The Cr-48 Google Chromebook
Out of all the Easter eggs out there, this hidden message from the software engineers behind the Chromebook rates as the geekiest of them all. On the back of the Cr-48 is a small switch that turns the consumer computer into a developer model. This opens up a range of unique features including a command line that developers can use to enter special codes while the Chromebook is booting up. As you may have guessed, this gave the engineers behind the Cr-48 the opportunity to have a bit of fun with the command line.
A few nerd history buffs found out that Bill Richardson, one of the main engineers of the Cr-48, had worked on the Integrated Lights Out Management (ILOM) project for Sun Microsystems. The ILOM project boasted its own list of easter eggs and among them was the secret command xyzzy, known only to hardcore Easter egg hunters.

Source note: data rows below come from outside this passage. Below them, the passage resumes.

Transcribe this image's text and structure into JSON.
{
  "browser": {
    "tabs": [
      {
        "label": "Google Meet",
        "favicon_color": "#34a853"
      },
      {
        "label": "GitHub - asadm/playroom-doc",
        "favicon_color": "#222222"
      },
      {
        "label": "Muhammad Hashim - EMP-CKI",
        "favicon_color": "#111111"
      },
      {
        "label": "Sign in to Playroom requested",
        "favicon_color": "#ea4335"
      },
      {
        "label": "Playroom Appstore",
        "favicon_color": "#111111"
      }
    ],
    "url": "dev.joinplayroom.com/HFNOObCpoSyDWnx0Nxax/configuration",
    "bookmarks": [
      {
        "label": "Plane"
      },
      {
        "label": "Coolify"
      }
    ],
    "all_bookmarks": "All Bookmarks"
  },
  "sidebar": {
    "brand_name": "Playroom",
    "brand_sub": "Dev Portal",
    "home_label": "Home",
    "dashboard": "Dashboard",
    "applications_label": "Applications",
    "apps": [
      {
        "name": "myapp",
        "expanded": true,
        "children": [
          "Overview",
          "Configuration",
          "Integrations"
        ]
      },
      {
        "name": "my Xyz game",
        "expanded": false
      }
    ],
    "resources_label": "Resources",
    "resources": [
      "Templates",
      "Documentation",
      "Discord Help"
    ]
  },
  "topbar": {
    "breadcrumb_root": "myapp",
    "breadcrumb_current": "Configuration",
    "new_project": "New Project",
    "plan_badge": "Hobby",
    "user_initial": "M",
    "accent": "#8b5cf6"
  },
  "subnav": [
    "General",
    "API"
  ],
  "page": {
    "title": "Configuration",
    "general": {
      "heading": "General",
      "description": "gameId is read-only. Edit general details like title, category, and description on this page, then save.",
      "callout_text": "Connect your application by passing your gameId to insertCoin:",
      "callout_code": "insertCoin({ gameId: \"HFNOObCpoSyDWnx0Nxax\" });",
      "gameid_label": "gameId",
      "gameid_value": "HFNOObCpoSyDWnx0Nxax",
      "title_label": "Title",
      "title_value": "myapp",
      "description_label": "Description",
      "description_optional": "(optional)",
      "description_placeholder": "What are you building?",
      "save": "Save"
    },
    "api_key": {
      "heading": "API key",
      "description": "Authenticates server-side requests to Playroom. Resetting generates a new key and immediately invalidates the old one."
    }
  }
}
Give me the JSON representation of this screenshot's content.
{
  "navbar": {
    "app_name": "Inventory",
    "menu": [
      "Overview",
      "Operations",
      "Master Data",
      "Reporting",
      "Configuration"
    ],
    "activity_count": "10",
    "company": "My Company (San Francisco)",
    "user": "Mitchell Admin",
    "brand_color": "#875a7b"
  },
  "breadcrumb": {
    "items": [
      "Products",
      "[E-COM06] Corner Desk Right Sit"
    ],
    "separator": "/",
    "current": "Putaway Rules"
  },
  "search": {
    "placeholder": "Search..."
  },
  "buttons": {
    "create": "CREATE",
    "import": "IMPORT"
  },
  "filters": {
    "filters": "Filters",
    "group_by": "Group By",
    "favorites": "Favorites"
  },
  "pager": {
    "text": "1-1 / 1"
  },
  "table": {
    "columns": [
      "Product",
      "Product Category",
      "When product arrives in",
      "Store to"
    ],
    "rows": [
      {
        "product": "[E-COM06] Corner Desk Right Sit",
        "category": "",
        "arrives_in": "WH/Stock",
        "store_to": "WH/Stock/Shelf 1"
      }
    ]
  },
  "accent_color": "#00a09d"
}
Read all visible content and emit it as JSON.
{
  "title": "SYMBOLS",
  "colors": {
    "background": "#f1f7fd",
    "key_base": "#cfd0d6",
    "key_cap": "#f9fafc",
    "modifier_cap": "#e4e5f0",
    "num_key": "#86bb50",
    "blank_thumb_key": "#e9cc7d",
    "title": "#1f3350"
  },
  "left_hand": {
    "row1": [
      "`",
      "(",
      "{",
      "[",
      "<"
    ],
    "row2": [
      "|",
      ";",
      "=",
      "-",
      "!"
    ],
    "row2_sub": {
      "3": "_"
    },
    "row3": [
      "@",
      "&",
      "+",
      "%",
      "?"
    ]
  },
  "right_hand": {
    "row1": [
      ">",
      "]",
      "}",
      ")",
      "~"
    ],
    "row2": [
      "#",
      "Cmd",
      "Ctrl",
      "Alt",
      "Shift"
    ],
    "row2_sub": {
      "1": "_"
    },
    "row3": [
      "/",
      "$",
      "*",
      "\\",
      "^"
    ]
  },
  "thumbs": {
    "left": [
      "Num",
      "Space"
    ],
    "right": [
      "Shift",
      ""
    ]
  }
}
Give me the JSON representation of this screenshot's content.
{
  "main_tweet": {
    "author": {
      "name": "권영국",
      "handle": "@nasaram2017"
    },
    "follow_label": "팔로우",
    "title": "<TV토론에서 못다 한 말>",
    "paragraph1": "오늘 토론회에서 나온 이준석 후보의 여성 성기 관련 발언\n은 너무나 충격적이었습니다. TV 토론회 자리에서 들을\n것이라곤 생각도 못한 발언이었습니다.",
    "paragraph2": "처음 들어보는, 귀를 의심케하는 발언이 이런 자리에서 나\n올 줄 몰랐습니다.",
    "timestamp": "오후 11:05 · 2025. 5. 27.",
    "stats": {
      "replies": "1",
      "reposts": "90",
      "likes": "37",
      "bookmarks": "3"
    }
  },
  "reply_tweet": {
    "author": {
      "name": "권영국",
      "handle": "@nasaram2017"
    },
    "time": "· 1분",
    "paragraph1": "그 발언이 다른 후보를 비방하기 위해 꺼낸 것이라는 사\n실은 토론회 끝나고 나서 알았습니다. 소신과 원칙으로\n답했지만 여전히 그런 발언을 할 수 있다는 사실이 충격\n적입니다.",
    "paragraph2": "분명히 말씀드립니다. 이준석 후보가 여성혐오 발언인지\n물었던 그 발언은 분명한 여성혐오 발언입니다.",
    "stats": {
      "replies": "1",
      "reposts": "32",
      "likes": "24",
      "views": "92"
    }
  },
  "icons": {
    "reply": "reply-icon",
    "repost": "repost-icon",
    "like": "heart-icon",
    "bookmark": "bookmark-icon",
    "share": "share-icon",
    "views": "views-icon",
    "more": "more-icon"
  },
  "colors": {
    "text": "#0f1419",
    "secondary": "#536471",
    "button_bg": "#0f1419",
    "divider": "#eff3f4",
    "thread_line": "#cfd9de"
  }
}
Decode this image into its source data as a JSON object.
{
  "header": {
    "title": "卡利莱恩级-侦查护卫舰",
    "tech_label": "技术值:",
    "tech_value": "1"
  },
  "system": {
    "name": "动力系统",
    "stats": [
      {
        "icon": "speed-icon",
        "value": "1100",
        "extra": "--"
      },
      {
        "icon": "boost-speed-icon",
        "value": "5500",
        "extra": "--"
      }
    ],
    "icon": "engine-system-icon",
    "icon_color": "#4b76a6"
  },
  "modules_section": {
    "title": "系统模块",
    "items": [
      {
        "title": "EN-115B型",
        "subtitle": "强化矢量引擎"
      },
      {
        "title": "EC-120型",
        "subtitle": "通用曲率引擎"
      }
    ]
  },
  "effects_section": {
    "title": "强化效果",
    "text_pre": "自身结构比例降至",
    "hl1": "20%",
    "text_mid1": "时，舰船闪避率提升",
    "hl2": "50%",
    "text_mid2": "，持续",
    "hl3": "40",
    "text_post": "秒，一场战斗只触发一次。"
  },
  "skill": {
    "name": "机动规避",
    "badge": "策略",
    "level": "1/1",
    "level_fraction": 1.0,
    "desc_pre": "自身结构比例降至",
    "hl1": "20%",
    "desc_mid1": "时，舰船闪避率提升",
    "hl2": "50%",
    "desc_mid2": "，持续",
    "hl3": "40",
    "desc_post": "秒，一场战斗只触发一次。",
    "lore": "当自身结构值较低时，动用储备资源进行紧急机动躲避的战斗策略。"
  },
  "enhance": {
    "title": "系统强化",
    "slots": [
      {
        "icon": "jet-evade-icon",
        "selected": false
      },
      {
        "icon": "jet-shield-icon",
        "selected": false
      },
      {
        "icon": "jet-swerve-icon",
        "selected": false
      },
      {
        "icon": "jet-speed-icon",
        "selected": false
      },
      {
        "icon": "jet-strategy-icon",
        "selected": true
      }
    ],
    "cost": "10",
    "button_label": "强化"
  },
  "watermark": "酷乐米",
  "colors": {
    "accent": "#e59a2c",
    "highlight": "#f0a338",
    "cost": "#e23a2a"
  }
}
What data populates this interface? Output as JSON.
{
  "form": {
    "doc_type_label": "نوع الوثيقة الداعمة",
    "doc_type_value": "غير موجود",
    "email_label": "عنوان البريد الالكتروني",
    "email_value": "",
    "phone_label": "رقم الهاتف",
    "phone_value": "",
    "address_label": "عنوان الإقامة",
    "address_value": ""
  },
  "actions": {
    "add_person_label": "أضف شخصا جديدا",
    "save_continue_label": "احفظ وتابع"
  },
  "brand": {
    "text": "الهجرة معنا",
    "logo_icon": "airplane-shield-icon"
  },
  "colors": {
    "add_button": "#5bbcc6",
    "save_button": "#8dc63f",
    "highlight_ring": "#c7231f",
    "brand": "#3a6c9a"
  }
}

Xyzzy has a long history as a source of cheats and Easter eggs in video games, which prompted the geeks to enter it into their Chromebook as it was booting up. Behind the code was a hidden hexadecimal message, which translated to a greeting from the development team, a few jokes and an invitation to join the Chromium Project (chromium.org). This Easter egg is pretty unique, as it’s built into the BIOS rather than the operating system or software.